№11
日付:1978/8/6
タイトル:さらば宙戦艦ヤマト 愛の戦士たち
監督:舛田利雄(共同脚本)、松本零士
劇場名:福岡中州ピカデリー2/1
パンフレット:あり(価格不明)
評価:-
「ヤマト」ブームの余勢を駆って製作された劇場版(という名のTVシリーズの総集編)がヒットしたことで生まれた、オリジナルの劇場版アニメ。平和を取り戻した地球を襲う新たな敵。再び飛び立ったヤマトとそのクルー達の壮絶なる戦いに、ただただ圧倒されました。
公開初日は1978年8月5日の土曜日なので、2日目の日曜に観に行ったことになる。

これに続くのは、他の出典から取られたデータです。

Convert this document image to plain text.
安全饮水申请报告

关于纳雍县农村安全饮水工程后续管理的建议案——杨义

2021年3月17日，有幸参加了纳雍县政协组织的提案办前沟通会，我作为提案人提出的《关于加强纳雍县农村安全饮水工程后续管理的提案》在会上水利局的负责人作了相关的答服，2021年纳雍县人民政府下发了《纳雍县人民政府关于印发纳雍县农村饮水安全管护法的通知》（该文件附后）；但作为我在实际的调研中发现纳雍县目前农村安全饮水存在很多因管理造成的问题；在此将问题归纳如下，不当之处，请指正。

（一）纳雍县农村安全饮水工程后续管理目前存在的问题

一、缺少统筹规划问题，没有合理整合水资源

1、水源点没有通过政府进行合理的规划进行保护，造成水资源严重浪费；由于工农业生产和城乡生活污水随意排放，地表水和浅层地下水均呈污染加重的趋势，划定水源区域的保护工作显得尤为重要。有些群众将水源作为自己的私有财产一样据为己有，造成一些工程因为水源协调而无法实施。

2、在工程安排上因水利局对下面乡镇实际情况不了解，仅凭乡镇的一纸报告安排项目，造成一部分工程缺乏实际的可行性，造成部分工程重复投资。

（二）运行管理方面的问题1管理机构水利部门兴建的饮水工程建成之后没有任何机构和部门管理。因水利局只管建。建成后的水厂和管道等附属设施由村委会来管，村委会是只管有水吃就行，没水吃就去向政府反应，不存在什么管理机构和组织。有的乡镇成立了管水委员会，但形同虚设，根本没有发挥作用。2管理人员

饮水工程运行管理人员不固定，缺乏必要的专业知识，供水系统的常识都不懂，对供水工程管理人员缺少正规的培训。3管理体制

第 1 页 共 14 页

初日と2日目は入場者特典のセル画プレゼントもあり、徹夜組が出るような状況だったと記憶しています。
当時の映画館は指定席でもなければ入れ替え制でもなかった。この日はピカデリー2で1回目の鑑賞を終えた後にピカデリー1に移動して、都合3回連続で鑑賞することとなった(実は4回目も鑑賞していたのだけれど、鑑賞途中トイレに行って戻ってきたら他の人に席を取られていて、そのまま帰る事にした)。同じ作品をこんなに連続で鑑賞するなんて私の映画人生で初めての事で、本作の衝撃の大きさを物語っていた。
ジュリーが歌ったエンディングのテーマ曲もヒット。でも何故だか歌番組で歌う事をよしとせず、当時ランクインしていた「ザ・ベストテン」でもたった1回のみの披露でした。
後ろ髪を引かれながらも、こういう形でヤマトの物語に終止符を打った西崎プロデューサーの大英断に心からの拍手を送ったものでしたが、そんな気持ちはその後のTVシリーズで裏切られる事になるのでした。
とはいえ本作が生み出した一大ブームは、まさにエポックメイキングな出来事でした。
2026年8月8日
WOWOWシネマ放送(2026/5/27)分を鑑賞。
イスカンダルからの帰還からわずか1年。驚異的な復興と共に過去を忘れ驕りを取り戻した地球の民を憂う古代たちが受信した謎のメッセージ。自らの力を過信し取り合おうとしない地球防衛軍に反旗を翻し、再びヤマトと共に宇宙に飛び立つ古代進たちクルー。
TVシリーズから格段に向上したアニメーション品質のおかげで、森雪が可愛い事♡。逆賊から一転、強大な敵に一隻で立ち向かうヤマトが繰り広げる戦いは、まさに死闘。ようやく打ち負かしたと思えた後に現れる、新たな敵の正体に当時は息もつけなかった。旧敵デスラーの登場のさせ方も絶妙。ほんと、良く出来てるなぁ。
良くも悪くも日本らしい死生観で、当時も批判を招く部分がありましたが、そんな意見をねじ伏せるだけの作品力があると私は思います。敵を絶体悪と位置付けた上での、誰かを守る為の自己犠牲の精神はアニメだから許されるのかも。
劇場版公開後に始まったTVシリーズ「宇宙戦艦ヤマト2」では、ヤマトの生みの親でもあり育ての親でもある西崎義展氏の心変わりか、はたまた周囲の圧力か、その後の続編に支障が出ないようにヤマトも主要メンバーも生き恥を晒す事になったのでした。
古代とヤマトが星になり、ジュリーが歌う「ヤマトより愛をこめて」が流れた後にテロップされる、ヤマトのファンに向けられたお別れのメッセージが、公開当時のものに戻っているのは本当によかった。






パンフレット
- 企画意図/解説
- プロデューサーからのメッセージ
- ストーリー/キャラクター紹介
- 彗星帝国ガトランティス
- メイン・スタッフからのメッセージ
- 制作こぼれ話
- ヤマトより愛をこめて


チラシ表裏

前売り半券

1回目の鑑賞後にロビーでボーっとしていたら、目の前に人だかりができていて、そこではなんとロビーカード類が売られていた。出遅れた私が購入できたのはこちらのみ。森雪のロビーカードはもう1種類あったのに、そちらは買い損ねた。

モノクロ版の小サイズも


先着入場者に配られたセル画。本作のものではなく、TVシリーズのものなのではと長年思っているのですが、実際のところどうなのかはわからない。
あと実はこの品は、私が入場時に貰ったものではありません。誰かがこの日、とても悲しい思いをした筈。今考えると落とし物として劇場に届けるべきだったのかもです。